Su amor por la guitarra surgió de modo insospechado. El día en que cumplieron los cincuenta, como por efecto de un arrebato que recorriera paralelamente el torrente de sus venas, esos ríos gemelos de años y sangre, los dos sintieron la llamada definitiva de la Música, primada entre las artes. En ese crucial momento, decidieron, sin siquiera ponerlo en conocimiento del otro, que debían aparcar la bandurria y dedicarse a la guitarra. Debían para siempre dejar la agrupación local de Amigos de la bandurria, en la que desde hacía más de veinte años venían desperdiciando sus talentos musicales, rescatando tonadillas y vulgares sonatinas, para consagrarse al instrumento supremo: la guitarra clásica española. Y en ese día glorioso, los dos coincidieron, como por designio de una fuerza superior, en la secretaría del Conservatorio de Música donde, al compás de un aire maestoso de primavera, reservaron plaza para los inminentes exámenes de ingreso. No hacía falta comentar nada, casi ni saludarse. Sus voluntades confluían ineludiblemente, como los mecanismos desgajados de un reloj suizo. Desde entonces, tres o cuatro veces por semana vienen haciendo el mismo recorrido a tan temprana hora de la mañana, desempolvando los pistones de su jaguar para ser los primeros en llegar al Conservatorio. Sus dos guitarras viajan siempre en los asientos traseros, desde donde desafían con sus curvas el aburrido diseño urbano. Son las sustitutas gemelas de sus olvidadas mujeres. Afinarlas, rozar con las yemas de los dedos sus nacarados trastes, es un imperativo amoroso que sólo halla satisfacción al traspasar las cabinas de ensayo. Cuando llueve o hace viento, los gemelos despliegan la capota del auto y entonces sus mástiles recuerdan siluetas misteriosas: dos damas francesas en su galante carroza, o dos novicias prestas a desposar los hábitos de un convento.

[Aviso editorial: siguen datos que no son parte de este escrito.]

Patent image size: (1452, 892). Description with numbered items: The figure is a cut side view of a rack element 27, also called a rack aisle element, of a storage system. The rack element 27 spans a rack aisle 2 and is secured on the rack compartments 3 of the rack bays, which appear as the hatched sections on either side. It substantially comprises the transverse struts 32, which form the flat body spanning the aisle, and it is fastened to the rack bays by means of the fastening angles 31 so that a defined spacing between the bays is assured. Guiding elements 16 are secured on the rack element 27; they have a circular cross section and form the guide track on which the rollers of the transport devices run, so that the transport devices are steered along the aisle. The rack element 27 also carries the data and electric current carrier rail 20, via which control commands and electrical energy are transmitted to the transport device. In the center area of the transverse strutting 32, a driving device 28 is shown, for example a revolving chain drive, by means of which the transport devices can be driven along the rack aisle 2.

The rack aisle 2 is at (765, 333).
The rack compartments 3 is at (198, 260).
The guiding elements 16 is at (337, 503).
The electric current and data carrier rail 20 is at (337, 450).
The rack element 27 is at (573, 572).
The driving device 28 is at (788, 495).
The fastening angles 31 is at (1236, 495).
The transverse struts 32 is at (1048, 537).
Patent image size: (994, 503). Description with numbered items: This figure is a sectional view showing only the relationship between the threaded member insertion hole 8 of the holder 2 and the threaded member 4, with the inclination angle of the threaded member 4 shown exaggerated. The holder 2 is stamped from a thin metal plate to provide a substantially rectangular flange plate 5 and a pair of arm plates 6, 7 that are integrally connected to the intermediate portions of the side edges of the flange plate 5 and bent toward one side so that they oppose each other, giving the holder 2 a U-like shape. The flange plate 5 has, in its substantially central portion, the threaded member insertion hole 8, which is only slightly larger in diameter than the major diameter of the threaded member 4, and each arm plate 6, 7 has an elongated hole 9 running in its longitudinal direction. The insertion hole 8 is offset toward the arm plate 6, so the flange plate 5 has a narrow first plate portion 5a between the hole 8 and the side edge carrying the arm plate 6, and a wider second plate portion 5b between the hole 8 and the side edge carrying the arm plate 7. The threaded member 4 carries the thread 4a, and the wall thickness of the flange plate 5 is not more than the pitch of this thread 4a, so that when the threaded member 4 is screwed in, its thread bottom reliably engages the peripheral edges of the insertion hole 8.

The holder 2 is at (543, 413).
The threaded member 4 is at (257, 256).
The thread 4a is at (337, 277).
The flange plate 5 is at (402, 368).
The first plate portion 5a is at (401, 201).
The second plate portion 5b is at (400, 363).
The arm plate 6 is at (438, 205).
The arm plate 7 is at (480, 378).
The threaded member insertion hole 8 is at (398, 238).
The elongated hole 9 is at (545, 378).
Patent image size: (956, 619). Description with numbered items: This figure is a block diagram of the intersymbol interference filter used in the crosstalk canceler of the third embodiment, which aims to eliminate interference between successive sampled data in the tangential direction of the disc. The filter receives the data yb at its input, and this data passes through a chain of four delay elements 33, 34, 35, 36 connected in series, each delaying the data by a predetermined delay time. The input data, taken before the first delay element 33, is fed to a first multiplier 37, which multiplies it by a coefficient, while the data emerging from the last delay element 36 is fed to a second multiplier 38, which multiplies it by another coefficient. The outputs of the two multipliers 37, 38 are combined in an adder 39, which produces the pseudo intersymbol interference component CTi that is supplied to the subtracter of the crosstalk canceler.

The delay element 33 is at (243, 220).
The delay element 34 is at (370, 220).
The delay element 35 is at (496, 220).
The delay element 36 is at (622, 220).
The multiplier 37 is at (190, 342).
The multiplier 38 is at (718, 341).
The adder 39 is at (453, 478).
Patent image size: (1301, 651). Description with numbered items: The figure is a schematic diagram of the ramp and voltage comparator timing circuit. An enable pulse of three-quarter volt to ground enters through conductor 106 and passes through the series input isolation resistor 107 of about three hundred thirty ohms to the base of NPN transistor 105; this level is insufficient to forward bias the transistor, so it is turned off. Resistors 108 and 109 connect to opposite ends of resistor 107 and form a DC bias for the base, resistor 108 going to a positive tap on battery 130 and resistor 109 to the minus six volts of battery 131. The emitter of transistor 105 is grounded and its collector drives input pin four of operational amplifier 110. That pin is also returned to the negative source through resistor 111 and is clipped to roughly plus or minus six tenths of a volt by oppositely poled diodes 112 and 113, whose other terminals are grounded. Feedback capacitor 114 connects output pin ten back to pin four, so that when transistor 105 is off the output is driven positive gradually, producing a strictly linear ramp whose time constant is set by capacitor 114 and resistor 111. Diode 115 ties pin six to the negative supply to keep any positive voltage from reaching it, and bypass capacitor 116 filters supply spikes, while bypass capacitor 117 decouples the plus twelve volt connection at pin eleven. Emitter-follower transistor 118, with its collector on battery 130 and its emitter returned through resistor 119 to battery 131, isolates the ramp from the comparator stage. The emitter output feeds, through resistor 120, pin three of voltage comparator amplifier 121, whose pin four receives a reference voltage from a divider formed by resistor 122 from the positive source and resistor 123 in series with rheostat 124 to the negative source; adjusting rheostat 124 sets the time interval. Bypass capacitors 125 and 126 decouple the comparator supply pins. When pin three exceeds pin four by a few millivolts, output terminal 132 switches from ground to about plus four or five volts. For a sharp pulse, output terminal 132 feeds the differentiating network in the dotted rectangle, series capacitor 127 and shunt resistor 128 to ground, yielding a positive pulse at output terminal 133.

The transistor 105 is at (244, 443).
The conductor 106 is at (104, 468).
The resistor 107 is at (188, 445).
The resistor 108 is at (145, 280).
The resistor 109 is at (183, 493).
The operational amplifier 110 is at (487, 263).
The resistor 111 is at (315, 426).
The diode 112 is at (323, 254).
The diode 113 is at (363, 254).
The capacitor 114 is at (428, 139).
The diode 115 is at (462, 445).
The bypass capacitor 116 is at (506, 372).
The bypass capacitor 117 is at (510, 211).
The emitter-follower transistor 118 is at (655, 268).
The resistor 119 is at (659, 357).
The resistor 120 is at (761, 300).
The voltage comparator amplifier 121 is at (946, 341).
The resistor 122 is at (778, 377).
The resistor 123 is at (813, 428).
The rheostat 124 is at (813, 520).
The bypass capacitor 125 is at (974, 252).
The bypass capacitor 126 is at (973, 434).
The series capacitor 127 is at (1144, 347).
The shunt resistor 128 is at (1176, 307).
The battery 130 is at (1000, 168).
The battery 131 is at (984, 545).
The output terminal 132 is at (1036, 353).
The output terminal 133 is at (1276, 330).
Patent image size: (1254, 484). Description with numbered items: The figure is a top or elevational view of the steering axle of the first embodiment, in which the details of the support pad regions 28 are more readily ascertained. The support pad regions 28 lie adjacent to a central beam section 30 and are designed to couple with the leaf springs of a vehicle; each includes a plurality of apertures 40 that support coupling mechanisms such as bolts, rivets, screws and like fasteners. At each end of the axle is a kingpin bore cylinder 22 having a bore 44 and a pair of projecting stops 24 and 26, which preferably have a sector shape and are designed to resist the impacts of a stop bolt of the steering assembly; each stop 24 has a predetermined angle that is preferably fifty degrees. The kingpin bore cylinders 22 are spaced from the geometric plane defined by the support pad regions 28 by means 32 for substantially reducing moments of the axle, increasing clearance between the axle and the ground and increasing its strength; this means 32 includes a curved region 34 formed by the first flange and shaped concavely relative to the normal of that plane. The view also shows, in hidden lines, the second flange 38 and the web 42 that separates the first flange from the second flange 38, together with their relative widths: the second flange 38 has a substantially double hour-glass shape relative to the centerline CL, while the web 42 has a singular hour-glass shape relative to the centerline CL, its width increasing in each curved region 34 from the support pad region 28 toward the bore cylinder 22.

Las lecciones de la semana son, esta vez, sumamente complicadas. Albéniz se les atraganta con sendos paisajes de ibérica finura. Granada suena a patio sin agua ni rumores en las manos de uno; y las turbulentas semicorcheas de Asturias, quién sabe si por influjo de la tormenta, parecen gaviotas en desbandada en las del otro. Frustrados por la interpretación, los gemelos se sacuden los cabellos y se estrujan con fuerzas las barbas.